Master of Malt bucket list

Hampden Estate in Jamaica, home of some banana-laden high ester rums

Flavour a-peel

Bartenders are also turning out banana creations faster than bananas in pyjamas chase teddy bears. East London’s bar and pizza joint Nebula features a Banana Blaster (Jameson, banana and soda); bottled and canned cocktail brand Easy Social (from Nebula’s owner) has a bottled banana Manhattan as part of its product range; while a peanut butter and banana cocktail is in development over at Sexy Fish.

Ryan Chetiyawardana’s Lyaness launched with its Infinite Banana ingredient on the original menu. The team cured, slow roasted and blended banana in a solera system to get its complex and versatile banana creation.

When the Artesian bar emerged from the last lockdown, it reopened with a new menu called Connections, focused on the shared experiences of the nation during the last year.
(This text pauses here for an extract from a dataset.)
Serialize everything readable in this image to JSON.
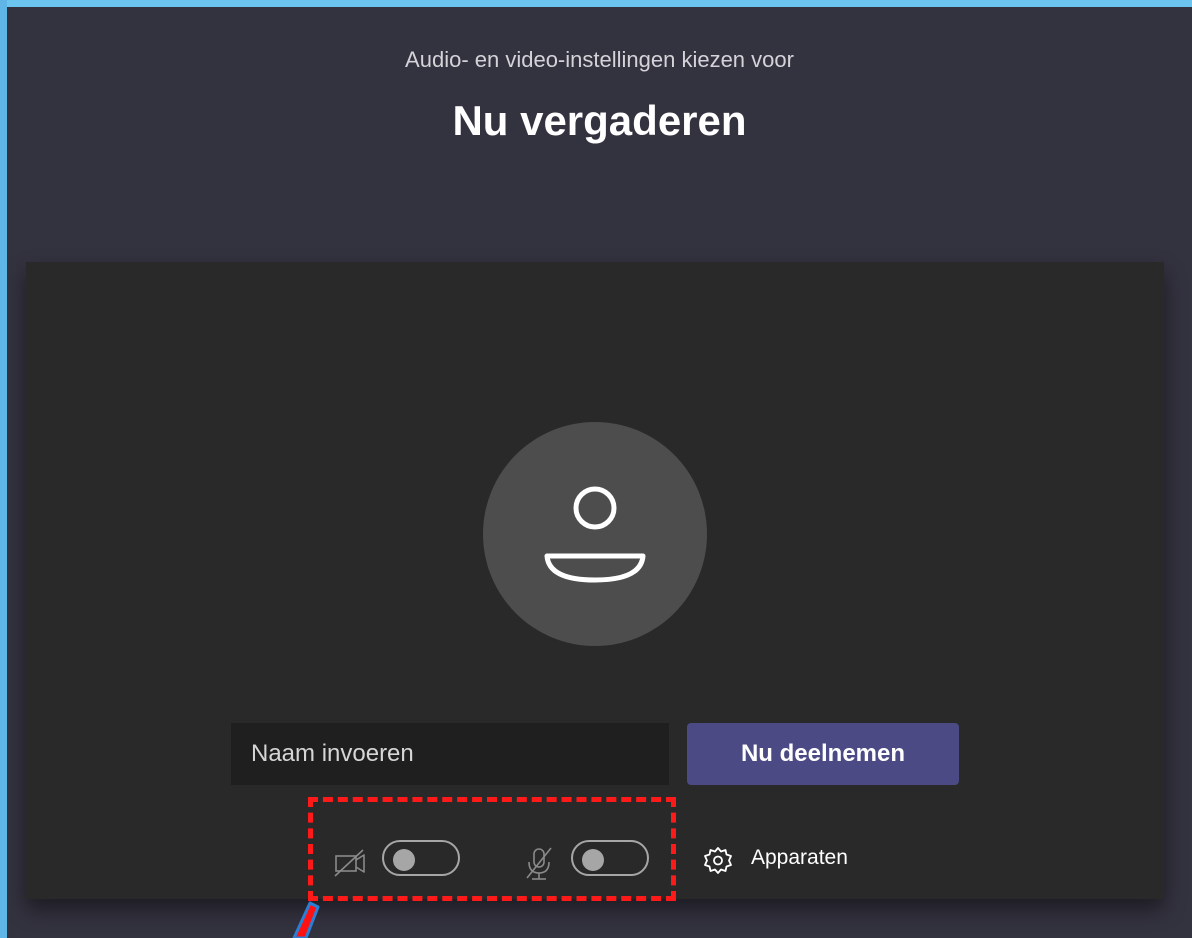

Split into five sections, it is in the Wellness & Mindfulness list that you’ll find Banana Bread 1933. “One of the things everyone was doing over lockdown was making banana bread, so we wanted to make a drink around that relaxing baking memory,” explains Cuccurullo.

The cocktail comprises Woodford Rye Whiskey, Oloroso sherry, Banana Monin, ground spice, cocoa butter, burnt toast and vanilla. Cuccurullo and the team have been playing with banana as an ingredient since even before the pandemic, doing trials with different spirits and using all parts of the banana, including the skin. “As a flavour, it is really easy to work with, plus it gives a more creamy mouthfeel. It’s a flavour you can recognise straight away in a drink but it is never overpowering.”

Going bananas for bananas

Trevethyen has seen Discarded Banana Peel used in a cacophony of cocktails too, from simple serves including ginger beer “that tastes of liquid Jamaican ginger cake with banoffee glaze”, to more traditional whisky serves, like Banana Old Fashioneds, Banana Manhattans and a twist of a Boulevardier, his personal favourite.

For Cuccurullo, banana’s resurgence in cocktails could be a source of comfort for drinkers. “It’s a flavour that reminds you of your childhood, it’s a security flavour, it’s nostalgic.”